Both moves you mention feel slow to me. Slow isn’t always wrong, but unless it’s necessary it’s usually best avoided.
I think the advice BHydden quotes is very applicable to move 19. A black move at D9 instead of white would have worked very nicely with the wall. Indeed it’s almost necessary to have a move in that area for the wall to be worth anything at all. Yes, it’s commendable and often necessary to play more solidly, but sometimes there just isn’t time. I would suggest in this case you have to take sente, play the extension from the wall, and if there are weaknesses left behind… well… deal with those as best you can when they become an issue.
Another note on this move is that it maybe defends the wrong weakness in the wall. Ultimately if white cuts at H16, it’s threatening to extend along the side and eat 1 stone, while you make your wall longer and stronger - that’s not actually a terrible result, especially if it would have cost you a move to get rid of it and you use that move better elsewhere. However, the push and cut at E16 is much nastier and indeed happened later in the game and killed half your group. If you really want a move to defend the wall then maybe look at H15, G14, F14, which also have the advantage of making a bit of shape and extending your group towards the centre a little (although not very much and they’re still slow moves).
(I would feel very similarly about J16 as I do about H16, I’m sure there’s discussion to be had about their relative merits, but in the context they are very similar moves.)
For move 51, the key question is whether the group in the corner is alive without it. If it is alive you really have to tenuki (or play to attack the white group). I haven’t read it out and to some extent it doesn’t matter how I read the situation, it matters how you read it. If you read it as alive without the extra move you just don’t play a defensive stone and leave endgame to the endgame. If you read it as dead without the extra move you have to decide if it’s a big enough group to be worth spending a move on (it probably is unless there’s anything unresolved elsewhere). (Actually, you can connect to M18, so it’s definitely alive without the extra move.)
As it happens, I kinda like your move anyway as it threatens a follow-up of the monkey-jump to T12 to remove much of the white group’s eyespace on the side, but it seems you didn’t see that opportunity even in the endgame (even without the threat to remove eyespace, it’s quite a large endgame move). I’d also agree with BHydden again that something like P12 looks to put more pressure on the white group so I might prefer that to O13 anyway, but again I haven’t read anything out here and that’s just a first impression.

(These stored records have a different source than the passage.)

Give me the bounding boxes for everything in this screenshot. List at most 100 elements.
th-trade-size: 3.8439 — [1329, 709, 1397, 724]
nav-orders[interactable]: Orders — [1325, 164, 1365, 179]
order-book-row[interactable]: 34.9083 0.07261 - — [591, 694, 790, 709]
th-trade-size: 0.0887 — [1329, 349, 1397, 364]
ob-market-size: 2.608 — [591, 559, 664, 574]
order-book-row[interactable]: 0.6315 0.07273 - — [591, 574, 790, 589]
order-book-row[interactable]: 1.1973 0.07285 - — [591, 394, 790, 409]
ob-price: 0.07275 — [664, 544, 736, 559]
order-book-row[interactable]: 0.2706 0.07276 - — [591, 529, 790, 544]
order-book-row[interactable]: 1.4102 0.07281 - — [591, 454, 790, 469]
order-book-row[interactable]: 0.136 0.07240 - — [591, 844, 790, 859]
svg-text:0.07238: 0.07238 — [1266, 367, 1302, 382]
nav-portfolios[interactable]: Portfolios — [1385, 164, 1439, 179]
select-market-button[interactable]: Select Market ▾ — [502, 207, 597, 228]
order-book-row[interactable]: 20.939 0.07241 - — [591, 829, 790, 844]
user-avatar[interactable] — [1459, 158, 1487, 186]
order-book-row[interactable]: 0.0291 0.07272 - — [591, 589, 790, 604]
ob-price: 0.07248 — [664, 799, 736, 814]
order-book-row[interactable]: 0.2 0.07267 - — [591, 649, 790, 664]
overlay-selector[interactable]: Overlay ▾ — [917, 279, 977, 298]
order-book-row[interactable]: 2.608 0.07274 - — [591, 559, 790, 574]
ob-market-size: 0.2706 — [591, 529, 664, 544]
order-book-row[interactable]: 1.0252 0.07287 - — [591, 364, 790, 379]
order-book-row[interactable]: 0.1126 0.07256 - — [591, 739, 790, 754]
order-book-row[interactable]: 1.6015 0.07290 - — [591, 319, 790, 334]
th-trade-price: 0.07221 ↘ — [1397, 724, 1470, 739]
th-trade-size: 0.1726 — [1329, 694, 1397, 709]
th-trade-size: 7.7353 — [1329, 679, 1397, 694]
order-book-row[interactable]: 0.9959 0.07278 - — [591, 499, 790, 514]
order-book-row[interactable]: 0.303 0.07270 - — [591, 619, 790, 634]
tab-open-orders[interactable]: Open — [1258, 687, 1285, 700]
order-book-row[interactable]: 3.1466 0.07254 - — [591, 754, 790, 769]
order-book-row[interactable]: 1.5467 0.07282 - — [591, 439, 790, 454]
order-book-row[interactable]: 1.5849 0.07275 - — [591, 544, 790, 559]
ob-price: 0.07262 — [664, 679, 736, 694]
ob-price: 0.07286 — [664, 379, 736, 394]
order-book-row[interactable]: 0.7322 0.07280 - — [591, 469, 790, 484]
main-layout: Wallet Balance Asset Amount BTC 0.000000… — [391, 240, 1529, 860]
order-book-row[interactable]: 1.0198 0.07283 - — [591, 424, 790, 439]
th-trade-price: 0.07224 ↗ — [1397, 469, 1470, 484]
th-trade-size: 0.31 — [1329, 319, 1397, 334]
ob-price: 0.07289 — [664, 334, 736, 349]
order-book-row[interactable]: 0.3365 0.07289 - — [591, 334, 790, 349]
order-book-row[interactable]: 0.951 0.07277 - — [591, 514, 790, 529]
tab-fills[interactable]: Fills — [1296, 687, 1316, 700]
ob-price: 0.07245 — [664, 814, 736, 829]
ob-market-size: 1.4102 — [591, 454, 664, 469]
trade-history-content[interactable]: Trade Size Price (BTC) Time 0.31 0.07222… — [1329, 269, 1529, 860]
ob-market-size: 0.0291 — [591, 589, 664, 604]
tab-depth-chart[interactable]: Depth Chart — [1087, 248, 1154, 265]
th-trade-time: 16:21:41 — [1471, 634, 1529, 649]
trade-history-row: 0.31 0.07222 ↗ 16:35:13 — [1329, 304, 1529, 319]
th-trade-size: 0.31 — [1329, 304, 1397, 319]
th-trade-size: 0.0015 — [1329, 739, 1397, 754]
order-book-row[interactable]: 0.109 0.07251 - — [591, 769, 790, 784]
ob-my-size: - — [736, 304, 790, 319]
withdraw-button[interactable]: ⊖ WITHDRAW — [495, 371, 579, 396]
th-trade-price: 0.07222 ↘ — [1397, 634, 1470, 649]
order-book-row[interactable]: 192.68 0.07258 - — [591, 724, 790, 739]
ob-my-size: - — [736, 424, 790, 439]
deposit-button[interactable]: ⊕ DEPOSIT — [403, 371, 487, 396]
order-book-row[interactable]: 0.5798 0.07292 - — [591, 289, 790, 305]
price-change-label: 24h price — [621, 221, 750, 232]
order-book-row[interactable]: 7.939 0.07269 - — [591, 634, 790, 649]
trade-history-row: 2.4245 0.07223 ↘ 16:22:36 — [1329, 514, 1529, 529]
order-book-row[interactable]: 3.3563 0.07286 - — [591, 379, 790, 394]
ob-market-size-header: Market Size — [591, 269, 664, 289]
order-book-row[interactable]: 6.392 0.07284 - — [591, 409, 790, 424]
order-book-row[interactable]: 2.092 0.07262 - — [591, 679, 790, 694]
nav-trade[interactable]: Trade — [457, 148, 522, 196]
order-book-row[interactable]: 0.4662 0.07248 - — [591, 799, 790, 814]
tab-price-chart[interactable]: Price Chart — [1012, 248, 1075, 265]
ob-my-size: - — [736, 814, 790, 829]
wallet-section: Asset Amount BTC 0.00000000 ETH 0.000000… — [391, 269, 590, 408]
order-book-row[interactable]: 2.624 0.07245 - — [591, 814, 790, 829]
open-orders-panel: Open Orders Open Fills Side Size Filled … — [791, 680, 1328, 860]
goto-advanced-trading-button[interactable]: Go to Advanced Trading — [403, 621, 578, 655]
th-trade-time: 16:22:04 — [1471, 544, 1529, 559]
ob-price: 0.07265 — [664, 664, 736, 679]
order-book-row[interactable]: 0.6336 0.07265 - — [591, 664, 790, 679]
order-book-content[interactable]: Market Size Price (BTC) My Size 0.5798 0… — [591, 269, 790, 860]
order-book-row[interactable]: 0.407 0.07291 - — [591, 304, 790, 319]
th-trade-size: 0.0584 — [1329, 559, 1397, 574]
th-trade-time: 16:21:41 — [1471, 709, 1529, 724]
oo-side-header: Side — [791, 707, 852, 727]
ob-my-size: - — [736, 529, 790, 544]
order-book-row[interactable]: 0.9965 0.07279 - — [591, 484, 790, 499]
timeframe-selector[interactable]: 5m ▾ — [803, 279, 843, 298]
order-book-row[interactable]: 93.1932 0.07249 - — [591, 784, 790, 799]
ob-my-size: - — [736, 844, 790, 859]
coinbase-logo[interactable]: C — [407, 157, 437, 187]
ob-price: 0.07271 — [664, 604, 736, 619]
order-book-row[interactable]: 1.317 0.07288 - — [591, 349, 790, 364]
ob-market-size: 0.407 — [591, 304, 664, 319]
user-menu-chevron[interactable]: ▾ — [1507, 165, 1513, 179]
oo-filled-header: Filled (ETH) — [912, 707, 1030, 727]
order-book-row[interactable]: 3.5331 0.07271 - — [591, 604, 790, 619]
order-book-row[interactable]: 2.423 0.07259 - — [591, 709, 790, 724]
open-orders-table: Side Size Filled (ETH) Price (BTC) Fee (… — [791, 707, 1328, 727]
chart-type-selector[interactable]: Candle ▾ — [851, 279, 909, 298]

It’s a difficult thing to balance aji with still playing useful and positive moves. I feel these two moves you highlighted were aimed too much towards just trying to reduce aji and didn’t have enough other purpose attached to them. Of course, these things are easy to say in hindsight, and perhaps if you hadn’t played them you would look back at the game and say “oh, I shouldn’t have left a weakness there”, but I guess that’s all part of the challenge!